Core cities and LEPs launch business partnerships campaign

THE biggest regional cities, including Liverpool and Manchester, have joined forces with their local enterprise partnerships to launch a campaign for more regional devolution and funding to drive economic growth.

The Cities for Business partnership – a high level board of 16 city leaders and private sector LEP leaders – aims to: advise Government on creating growth outside the South East; work together on plans to create more jobs and investment; and come up with new ideas for supporting local businesses.

Mayor of Liverpool Joe Anderson has joined with other city and business leaders to write to the Chancellor, Shadow Chancellor and Chief Secretary to the Treasury in a Joint Statement calling for new powers and freedoms to create jobs, growth and investment across England’s biggest cities.

Mayor Anderson said: “We desperately need greater freedom to control our own destiny. I know my city far better than anyone in Whitehall and if Liverpool was able to retain more of the taxes it raises we could use them to generate the right skills to enable people to get jobs, attract more investment and give more support to business.

“At the moment 95% of taxes raised in Liverpool are sent to Government when cities in Germany, Sweden, Canada and the US keep up to 10 times more. We need more decentralisation if we are to compete globally.”

Mike Blackburn, chair of the Greater Manchester LEP added: “Businesses face tough challenges ahead; finding employees with the right skill set, getting good advice to help them grow and develop trade links, accessing investment and ensuring that local infrastructure and the asset base businesses need to thrive within a city are sufficiently high.  Too often these success factors are controlled at the national not the local level, and that leaves local businesses with less influence, and less chance of a solution that is tailored to meet their needs. 

“That’s why our eight LEPs, which represent wider areas and work with all the local authorities across them, are also coming together with the Core Cities Cabinet to make sure we take every opportunity to influence Government to provide the right support at the right level.”

The Core Cities group comprises the leaders of: Birmingham, Bristol, Leeds, Liverpool, Manchester, Newcastle, Nottingham and Sheffield Councils.

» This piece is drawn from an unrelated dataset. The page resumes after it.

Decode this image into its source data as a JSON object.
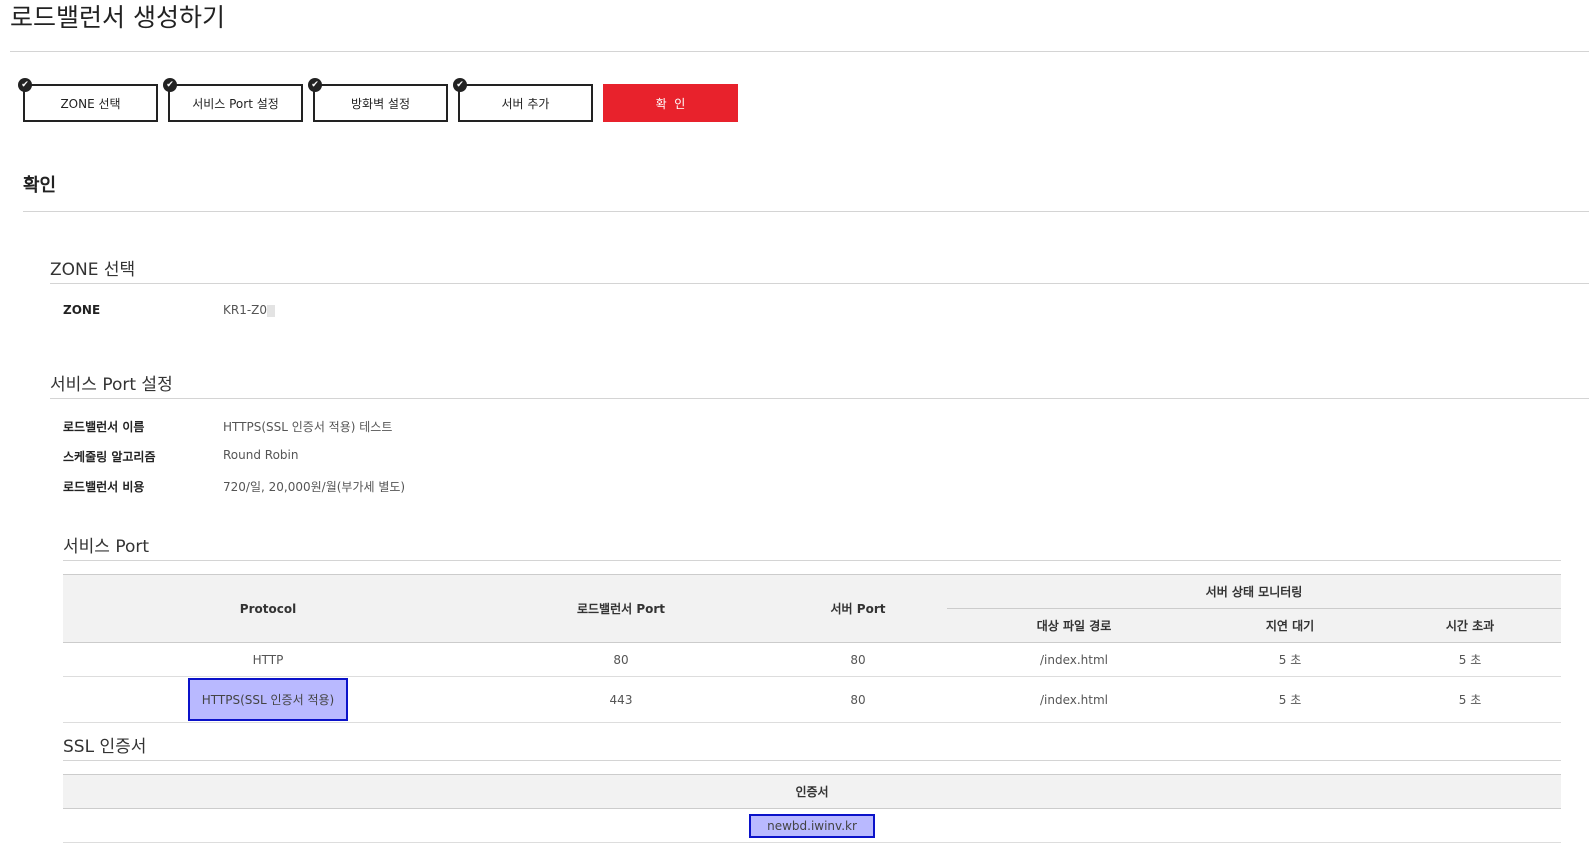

The Cities for Business letter states:

“We are writing to you as business and city leaders from the eight largest economic areas in England outside London.  The Core Cities have joined with the eight Local Enterprise Partnerships that cover a wider economic geography, including many other important towns and cities that are critical to this debate.  We want to make an offer to this and future Governments.

Join with us in a shared vision for a different urban future, one of stronger growth, more jobs, more investment, with England’s cities able to compete on a level playing field abroad.

Work with us to rebalance the national economy through a new relationship based on trust and empowerment, freeing city and business leaders to create the jobs and growth that both our local economies and the country needs.
To achieve this vision we have today launched ‘Cities for Business’, a 16-strong experienced advisory board formed from cities and business leaders, with the three aims of:
•             Advising government on policy to rebalance the economy;
•             Working in partnership to create jobs, investment and growth; and
•             Developing new thinking to benefit business and our local economies.

Our eight urban areas represent 27% of the nation’s economy, are home to 16 million people and a thriving business base.  Yet by international standards, they underperform.  The reason for this is clear; we lack the freedom and flexibility to act in the interests of local business, to create local growth, local investment and local jobs for the people and businesses we represent.

We all know that London needs to succeed, but we also need to do more unlock the economic potential of other cities.  We have all welcomed the City and Growth Deals.  We now need to go a lot further.  Devolution is happening for Scotland and Wales.  It’s time for more devolution directly to cities, economic powerhouses who together deliver far more for our economy.

Local economies matter; through them we can raise our national output.  That relies on a fundamental shift away from centralised government.  Instead of cities bidding against each other, we must do more to empower democratic and business leaders to work together, to take on the international competition.

The ‘Cities for Business’ partnership have set out the steps to get us there, which we all support.  
•             Innovation Growth Hubs in each Core City to support local business and strengthen high-growth high-productivity sectors.
•             More local control over skills and employment services so they respond to the current and future needs of local labour markets, and people stand more chance of getting the jobs they train for.
•             Freeing up how investment is used, to create better transport and broadband links, to connect our cities and deliver the infrastructure that is fundamental to business growth.
•             Tailoring national housing policy to local needs, with more control over how existing investment is deployed.
•             Access to cheaper, cleaner energy, supporting local businesses and ending fuel poverty, with cities once again creating the utilities of the future.
Underpinning all the above is the need for greater control over funding, so local people and businesses can make the decisions that are right for them and their place.  This is not just a simplistic call for more investment, it is a call for flexibility in decision making, to commission locally, to get solutions closer to the problems.

Freed from central control, we could deliver 1.16 million jobs and add £222bn to the national economy by 2030.  That’s like adding the economy of Denmark to the UK.  But unlike other countries, our cities only control about 5% of the total tax raised in them.  Tax retained at the local or regional level is 10 times that in Canada, 7.5 in the US, 6 in Germany and 5 times that across the OECD on average.
Government has challenged us to create growth.  We ask that Government supports us with the right tools to do the job and we will take the responsibility, get on and deliver private sector growth, stronger visitor economies and the key industry jobs to go with them.
We have formed ‘Cities for Business’ to make this a reality.  We ask all three parties to include a commitment to this agenda in their manifestos, and to meet with us to discuss this shared vision.”